Experimental evaluation
The authors evaluate HybridRAG on OHRBench, a benchmark comprising 1,261 real‑world PDFs (8,561 pages) across seven domains (law, finance, textbooks, etc.) and 8,498 ground‑truth QA pairs. Metrics include F1, BERTScore, ROUGE‑L for answer quality, and average response latency measured on an NVIDIA RTX 3090 server. Three systems are compared: (1) Standard RAG (OCR‑only, no pre‑generated QA), (2) Simplified HybridRAG (pre‑generated QA but only text, no multimodal handling), and (3) Full HybridRAG (the proposed pipeline).

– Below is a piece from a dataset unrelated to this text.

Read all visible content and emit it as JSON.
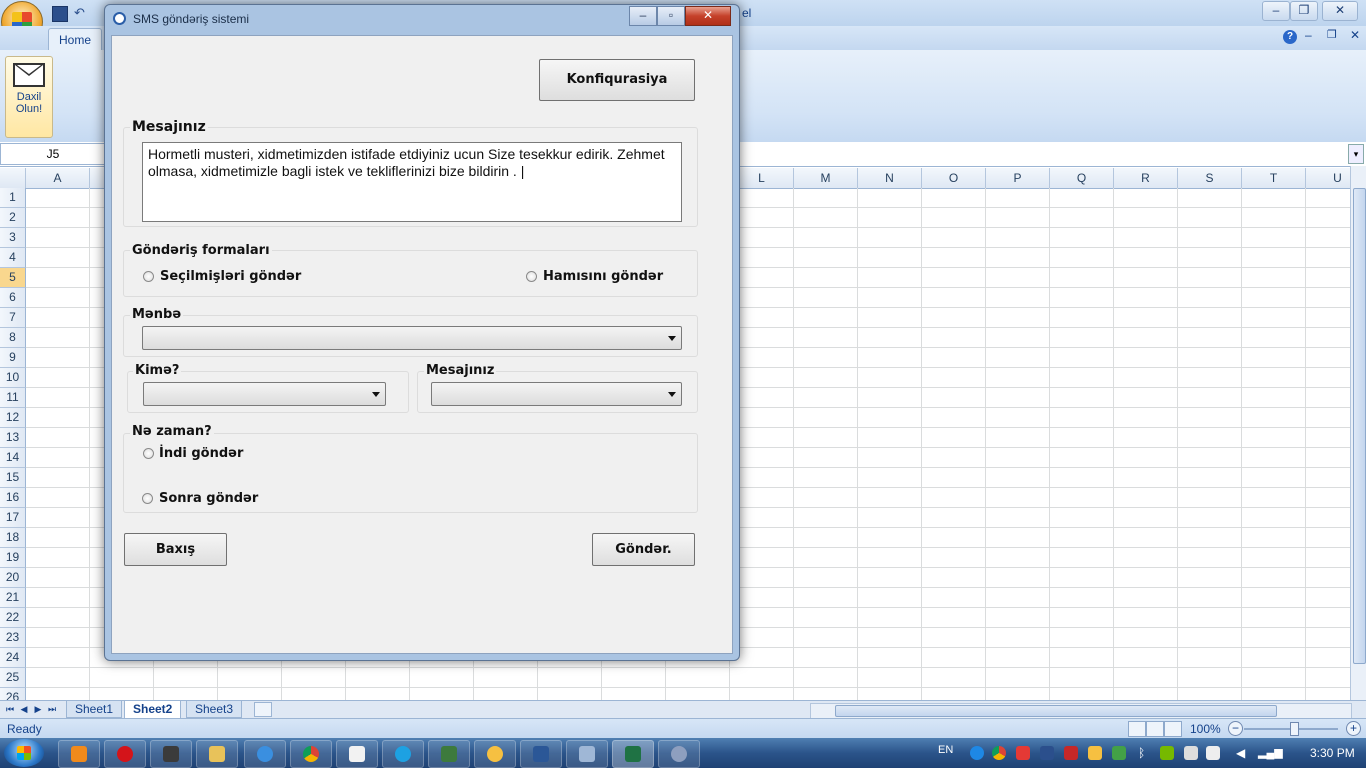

Results show that Full HybridRAG consistently reduces latency (e.g., from 1.685 s to 0.931 s with Llama‑3.2) while achieving comparable or slightly higher quality scores (average F1 24.36 vs. 23.25). The simplified version already outperforms Standard RAG, confirming that a pre‑generated QA bank alone yields measurable benefits. With Qwen2.5, latency improvements are modest but quality gains are more pronounced, indicating that the framework is robust across different generative models.

Strengths and limitations
HybridRAG’s main strength lies in its practical trade‑off: heavy LLM inference is amortized offline, enabling fast online responses without sacrificing answer correctness. The hierarchical chunking and keyword‑driven QA generation promote coverage of both high‑level concepts and fine details. However, the offline stage is computationally intensive (large‑scale OCR, multimodal description, and massive QA generation), and the quality of generated QA pairs depends on the reliability of the underlying LLMs. Errors in OCR or image description can propagate into the knowledge base. Moreover, the system currently requires full re‑generation when documents are updated, lacking incremental update mechanisms.

Future directions
The authors suggest integrating vision‑language models to directly process tables and figures, reducing reliance on separate LLM prompts. Incremental indexing and dynamic QA refreshing could further lower maintenance costs. Extending the approach to multilingual corpora and exploring adaptive similarity thresholds are also promising avenues.

In summary, HybridRAG offers a compelling, resource‑efficient solution for deploying LLM‑powered chatbots over large, unstructured document collections, demonstrating that pre‑generated QA banks can substantially improve both latency and answer quality in real‑world settings.